Nous vous présentons enfin notre Ambassadrice, Chloë Roux-Mollard. Après quelque temps passé à nous représenter et à nous soutenir, elle nous raconte sa passion pour la montagne et comment elle œuvre pour la préserver.

 » Je m’appelle Chloë, j’ai 32 ans et je suis ambassadrice de Protect Our Winters depuis sa création en France. Je souhaite faire entendre ma voix pour qu’elle soit utile à défendre mes valeurs en lien avec l’environnement, et sensibilise ou inspire aux changements, même les plus petits.

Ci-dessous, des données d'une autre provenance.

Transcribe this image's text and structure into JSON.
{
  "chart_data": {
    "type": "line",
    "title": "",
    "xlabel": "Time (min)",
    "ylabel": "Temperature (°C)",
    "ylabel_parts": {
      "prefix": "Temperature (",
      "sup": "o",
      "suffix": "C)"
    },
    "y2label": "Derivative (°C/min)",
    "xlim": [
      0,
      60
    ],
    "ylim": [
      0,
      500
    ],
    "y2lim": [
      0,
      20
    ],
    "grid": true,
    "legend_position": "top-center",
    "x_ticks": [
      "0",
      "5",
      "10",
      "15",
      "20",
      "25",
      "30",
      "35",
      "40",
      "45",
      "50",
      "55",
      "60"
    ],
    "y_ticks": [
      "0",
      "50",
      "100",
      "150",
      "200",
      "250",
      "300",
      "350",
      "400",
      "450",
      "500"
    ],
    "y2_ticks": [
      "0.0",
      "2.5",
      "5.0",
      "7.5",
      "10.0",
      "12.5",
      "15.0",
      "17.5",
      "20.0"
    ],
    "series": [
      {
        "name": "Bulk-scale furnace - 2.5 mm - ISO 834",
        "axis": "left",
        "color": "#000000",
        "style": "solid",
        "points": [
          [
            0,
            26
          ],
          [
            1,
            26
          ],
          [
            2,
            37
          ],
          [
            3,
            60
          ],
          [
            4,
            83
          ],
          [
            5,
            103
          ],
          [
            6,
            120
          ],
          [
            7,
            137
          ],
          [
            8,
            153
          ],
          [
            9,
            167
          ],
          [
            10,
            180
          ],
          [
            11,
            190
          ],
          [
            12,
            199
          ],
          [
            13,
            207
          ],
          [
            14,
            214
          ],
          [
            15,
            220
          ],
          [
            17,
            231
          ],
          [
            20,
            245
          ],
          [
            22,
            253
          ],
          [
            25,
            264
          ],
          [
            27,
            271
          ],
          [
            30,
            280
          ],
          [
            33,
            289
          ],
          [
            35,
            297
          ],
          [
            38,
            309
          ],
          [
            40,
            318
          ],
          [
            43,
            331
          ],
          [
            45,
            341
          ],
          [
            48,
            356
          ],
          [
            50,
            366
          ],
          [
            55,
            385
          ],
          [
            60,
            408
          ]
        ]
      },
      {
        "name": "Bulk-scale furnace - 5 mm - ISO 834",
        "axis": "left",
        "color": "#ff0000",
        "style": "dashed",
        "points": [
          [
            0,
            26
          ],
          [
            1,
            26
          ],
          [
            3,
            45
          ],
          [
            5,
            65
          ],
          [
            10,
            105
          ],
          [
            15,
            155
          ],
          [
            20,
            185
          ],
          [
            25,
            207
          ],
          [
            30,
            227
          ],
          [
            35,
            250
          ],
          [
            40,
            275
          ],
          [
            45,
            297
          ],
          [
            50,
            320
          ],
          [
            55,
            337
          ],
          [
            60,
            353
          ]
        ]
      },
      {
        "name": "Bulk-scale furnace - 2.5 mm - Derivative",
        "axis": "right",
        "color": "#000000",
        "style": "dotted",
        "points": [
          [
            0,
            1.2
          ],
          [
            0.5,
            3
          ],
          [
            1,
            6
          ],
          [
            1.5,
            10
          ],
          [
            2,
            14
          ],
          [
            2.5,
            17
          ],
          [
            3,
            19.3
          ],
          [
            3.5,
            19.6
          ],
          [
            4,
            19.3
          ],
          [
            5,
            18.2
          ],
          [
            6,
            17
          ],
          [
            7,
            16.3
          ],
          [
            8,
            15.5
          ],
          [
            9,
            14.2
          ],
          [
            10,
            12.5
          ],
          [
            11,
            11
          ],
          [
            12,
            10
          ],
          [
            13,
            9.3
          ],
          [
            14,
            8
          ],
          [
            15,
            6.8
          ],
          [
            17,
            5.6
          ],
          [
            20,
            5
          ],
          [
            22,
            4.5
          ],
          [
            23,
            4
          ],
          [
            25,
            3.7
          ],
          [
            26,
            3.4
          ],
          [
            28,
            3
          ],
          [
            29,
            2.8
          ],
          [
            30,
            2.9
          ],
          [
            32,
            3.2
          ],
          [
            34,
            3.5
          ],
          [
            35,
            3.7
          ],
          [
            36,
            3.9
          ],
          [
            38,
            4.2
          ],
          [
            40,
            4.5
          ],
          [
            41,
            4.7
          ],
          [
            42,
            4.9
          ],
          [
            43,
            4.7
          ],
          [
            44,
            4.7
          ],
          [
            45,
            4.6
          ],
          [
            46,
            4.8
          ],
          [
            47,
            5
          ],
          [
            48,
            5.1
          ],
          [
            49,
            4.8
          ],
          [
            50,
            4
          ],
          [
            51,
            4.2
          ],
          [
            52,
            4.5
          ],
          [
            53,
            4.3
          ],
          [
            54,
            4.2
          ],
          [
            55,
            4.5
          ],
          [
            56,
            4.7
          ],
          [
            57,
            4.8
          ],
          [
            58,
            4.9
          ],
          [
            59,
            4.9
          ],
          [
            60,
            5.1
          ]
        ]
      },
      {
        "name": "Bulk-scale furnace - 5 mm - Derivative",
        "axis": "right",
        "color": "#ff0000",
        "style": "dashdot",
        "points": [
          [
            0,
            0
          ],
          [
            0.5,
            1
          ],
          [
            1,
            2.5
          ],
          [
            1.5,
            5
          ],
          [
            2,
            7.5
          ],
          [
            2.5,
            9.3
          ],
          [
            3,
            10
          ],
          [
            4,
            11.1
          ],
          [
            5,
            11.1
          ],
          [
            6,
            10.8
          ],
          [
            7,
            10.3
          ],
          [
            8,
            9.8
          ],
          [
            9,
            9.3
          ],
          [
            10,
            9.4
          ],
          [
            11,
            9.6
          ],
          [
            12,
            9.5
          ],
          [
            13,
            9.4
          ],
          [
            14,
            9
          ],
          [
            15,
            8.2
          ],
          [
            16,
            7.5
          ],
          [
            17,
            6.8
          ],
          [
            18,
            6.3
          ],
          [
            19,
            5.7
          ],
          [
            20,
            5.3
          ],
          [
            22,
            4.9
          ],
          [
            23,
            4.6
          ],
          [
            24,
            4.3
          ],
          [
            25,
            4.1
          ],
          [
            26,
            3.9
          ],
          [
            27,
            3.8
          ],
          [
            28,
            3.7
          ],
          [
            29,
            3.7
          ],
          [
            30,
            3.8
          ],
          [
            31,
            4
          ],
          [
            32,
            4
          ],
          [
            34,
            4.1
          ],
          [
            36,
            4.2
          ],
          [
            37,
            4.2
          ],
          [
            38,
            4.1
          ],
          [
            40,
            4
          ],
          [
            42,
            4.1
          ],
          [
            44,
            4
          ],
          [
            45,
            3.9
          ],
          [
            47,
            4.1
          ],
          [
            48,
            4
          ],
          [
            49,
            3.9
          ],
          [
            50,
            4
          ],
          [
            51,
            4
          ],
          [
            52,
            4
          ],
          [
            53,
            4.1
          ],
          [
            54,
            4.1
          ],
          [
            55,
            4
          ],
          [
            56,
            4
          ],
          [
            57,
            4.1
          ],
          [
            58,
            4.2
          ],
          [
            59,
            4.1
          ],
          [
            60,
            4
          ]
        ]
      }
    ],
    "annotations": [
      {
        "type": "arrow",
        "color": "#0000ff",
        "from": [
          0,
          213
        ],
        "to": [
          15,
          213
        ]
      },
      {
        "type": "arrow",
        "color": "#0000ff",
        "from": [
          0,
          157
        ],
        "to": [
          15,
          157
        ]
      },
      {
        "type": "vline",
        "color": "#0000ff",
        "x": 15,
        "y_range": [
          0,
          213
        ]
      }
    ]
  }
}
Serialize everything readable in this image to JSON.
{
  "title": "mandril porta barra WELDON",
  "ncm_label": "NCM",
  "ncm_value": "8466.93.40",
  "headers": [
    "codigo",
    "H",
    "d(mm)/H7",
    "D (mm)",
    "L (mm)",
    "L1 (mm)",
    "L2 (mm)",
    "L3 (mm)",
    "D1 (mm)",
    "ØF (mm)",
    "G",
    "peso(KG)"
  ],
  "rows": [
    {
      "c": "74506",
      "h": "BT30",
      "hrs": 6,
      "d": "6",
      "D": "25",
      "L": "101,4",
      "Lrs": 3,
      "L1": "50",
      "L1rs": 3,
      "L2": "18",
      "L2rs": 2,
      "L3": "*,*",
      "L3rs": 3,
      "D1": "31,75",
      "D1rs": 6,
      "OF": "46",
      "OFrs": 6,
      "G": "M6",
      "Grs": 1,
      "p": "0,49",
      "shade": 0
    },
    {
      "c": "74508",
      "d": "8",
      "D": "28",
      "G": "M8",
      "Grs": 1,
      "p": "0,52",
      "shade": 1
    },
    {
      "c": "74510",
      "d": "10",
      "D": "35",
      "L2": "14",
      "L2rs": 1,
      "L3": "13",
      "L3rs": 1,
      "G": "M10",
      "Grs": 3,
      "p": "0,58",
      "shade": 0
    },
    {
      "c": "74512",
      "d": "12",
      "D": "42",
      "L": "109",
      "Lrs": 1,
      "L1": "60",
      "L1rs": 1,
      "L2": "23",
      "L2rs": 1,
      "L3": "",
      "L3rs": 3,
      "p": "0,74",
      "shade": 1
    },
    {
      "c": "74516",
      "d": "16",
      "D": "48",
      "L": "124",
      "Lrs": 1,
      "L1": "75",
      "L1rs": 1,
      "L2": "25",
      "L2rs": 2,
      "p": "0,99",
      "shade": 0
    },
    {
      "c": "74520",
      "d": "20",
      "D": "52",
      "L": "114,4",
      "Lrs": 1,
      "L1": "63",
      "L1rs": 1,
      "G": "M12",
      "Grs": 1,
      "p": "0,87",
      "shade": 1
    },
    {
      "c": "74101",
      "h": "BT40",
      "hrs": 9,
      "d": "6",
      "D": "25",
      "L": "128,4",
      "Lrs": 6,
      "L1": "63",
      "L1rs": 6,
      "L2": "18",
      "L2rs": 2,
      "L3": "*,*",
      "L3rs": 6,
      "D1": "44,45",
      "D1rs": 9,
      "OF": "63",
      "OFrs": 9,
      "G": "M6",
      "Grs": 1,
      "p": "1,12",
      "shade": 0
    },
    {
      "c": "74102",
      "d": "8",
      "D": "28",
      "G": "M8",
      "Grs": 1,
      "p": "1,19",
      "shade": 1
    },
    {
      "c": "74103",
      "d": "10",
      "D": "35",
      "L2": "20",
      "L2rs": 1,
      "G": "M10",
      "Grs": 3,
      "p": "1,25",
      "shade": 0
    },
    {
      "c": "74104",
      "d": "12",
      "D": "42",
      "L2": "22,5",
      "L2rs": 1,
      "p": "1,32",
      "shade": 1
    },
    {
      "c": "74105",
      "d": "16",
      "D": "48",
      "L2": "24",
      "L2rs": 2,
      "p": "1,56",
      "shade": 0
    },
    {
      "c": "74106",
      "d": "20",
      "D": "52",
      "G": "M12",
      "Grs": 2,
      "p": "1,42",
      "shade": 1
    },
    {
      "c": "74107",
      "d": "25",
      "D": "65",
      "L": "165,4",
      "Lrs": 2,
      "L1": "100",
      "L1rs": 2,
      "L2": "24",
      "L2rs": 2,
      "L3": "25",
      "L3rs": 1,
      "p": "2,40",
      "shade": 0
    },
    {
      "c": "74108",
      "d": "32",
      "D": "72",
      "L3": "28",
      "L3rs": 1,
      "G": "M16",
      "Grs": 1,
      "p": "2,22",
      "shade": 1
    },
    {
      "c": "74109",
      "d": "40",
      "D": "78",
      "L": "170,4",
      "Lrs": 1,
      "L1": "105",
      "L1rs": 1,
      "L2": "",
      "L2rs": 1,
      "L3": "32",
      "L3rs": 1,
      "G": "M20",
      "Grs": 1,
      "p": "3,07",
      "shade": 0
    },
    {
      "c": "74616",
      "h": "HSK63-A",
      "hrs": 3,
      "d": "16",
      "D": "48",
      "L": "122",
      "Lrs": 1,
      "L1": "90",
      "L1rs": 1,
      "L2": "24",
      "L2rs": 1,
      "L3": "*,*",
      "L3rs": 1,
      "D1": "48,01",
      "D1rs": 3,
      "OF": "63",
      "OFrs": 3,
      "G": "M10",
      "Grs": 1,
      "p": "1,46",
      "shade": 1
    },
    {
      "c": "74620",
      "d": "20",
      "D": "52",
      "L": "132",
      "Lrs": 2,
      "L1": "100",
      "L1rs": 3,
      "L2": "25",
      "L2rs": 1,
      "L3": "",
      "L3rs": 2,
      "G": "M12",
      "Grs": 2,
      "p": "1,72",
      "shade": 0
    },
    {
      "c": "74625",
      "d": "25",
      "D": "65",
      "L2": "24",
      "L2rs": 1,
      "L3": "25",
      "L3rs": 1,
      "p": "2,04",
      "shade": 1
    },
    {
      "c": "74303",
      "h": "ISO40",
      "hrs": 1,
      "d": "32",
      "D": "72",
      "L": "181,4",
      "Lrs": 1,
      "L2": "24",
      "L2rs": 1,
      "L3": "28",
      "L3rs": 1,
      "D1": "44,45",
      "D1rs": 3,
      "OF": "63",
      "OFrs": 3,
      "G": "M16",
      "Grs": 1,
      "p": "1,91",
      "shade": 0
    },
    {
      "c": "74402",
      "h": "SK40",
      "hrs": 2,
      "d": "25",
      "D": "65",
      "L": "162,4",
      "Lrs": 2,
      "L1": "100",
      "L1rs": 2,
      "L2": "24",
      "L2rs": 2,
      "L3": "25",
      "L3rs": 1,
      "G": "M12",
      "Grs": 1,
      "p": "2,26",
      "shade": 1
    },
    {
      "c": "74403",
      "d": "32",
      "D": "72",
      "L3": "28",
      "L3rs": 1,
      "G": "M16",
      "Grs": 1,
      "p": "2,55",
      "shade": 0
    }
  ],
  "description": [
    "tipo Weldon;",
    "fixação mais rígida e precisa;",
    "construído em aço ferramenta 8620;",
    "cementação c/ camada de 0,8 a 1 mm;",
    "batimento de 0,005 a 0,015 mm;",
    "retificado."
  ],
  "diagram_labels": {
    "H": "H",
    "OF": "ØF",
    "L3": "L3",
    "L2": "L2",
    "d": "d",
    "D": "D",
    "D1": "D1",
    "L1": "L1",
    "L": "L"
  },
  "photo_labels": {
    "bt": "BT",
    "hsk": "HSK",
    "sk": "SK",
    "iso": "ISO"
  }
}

Je suis passionnée de montagne, d’aventures et d’explorations. Je suis native des Arcs, une station de ski que j’ai vu évoluer depuis 30 ans. Entre développement des infrastructures et technologies, aménagement du territoire et augmentation de la densité de skieurs. En d’autre terme j’ai assisté aux conséquences directes du réchauffement climatique, avec un enneigement qui s’appauvrit, et le domaine qui voit fleurir des canons à neige bientôt jusqu’au point culminant à 3226 mètres d’altitude. J’ai grandi sur les skis et pratiqué les glaciers voisins pour l’entraînement l’été qui sont, malheureusement, aujourd’hui, impraticables. C’est pourquoi je me suis ensuite tournée vers des activités telles la highline, l’escalade, l’alpinisme. En me passionnant à mixer ces activités en haute montagne, je fais partie des témoins directs, des conséquences du réchauffement climatique dans mon quotidien. 

Baignée dans une éducation basée sur le respect de la nature depuis mon plus jeune âge, de la santé à l’alimentation, mêlée au temps passé en montagne, j’ai développé une sensibilité au lien qui nous unit à la Terre, à la nature et au vivant en général, avec la conviction profonde qu’il faut nous battre pour la protéger. 

Après quelques années à voyager pour les compétitions de freeride où je ne me sentais pas en accord avec mes convictions, j’ai recentré mon énergie sur ce qui m’anime le plus, tout en essayant d’être la plus cohérente possible avec mes valeurs. Je vis les 3/4 de l’année en van depuis 10 ans, avec une consommation la plus raisonnée possible (alimentation biologique et végétarienne depuis très longtemps, un mode de vie simple, consommation d’eau limitée aux besoins minimums, rythmé par la météo et les activités qui s’y prêtent).

Je suis loin d’être parfaite ou irréprochable en matière d’éco responsabilité, mais j’essaie de faire mon maximum pour m’ouvrir à des réflexions, me remettre en question et m’inspirer d’autres démarches ou approches. J’essaie de réduire en conscience, les emballages et produits venant de l’autre bout du monde, mes déplacements, tout en essayant de ne pas me culpabiliser de vivre non plus : la réflexion sur notre impact dans tous les faits et gestes peut aussi devenir envahissante, et il faut trouver un juste équilibre pour faire de notre mieux, en acceptant nos contradictions et imperfections.

Il existe une multitude d’actions simples du quotidien, pour  » incarner le changement que nous voulons voir dans le monde « , et donner du sens aux projets de voyages et projets sportifs, pour étendre l’intérêt personnel à l’intérêt humain, social et environnemental, dans le partage, la transmission et la sensibilisation.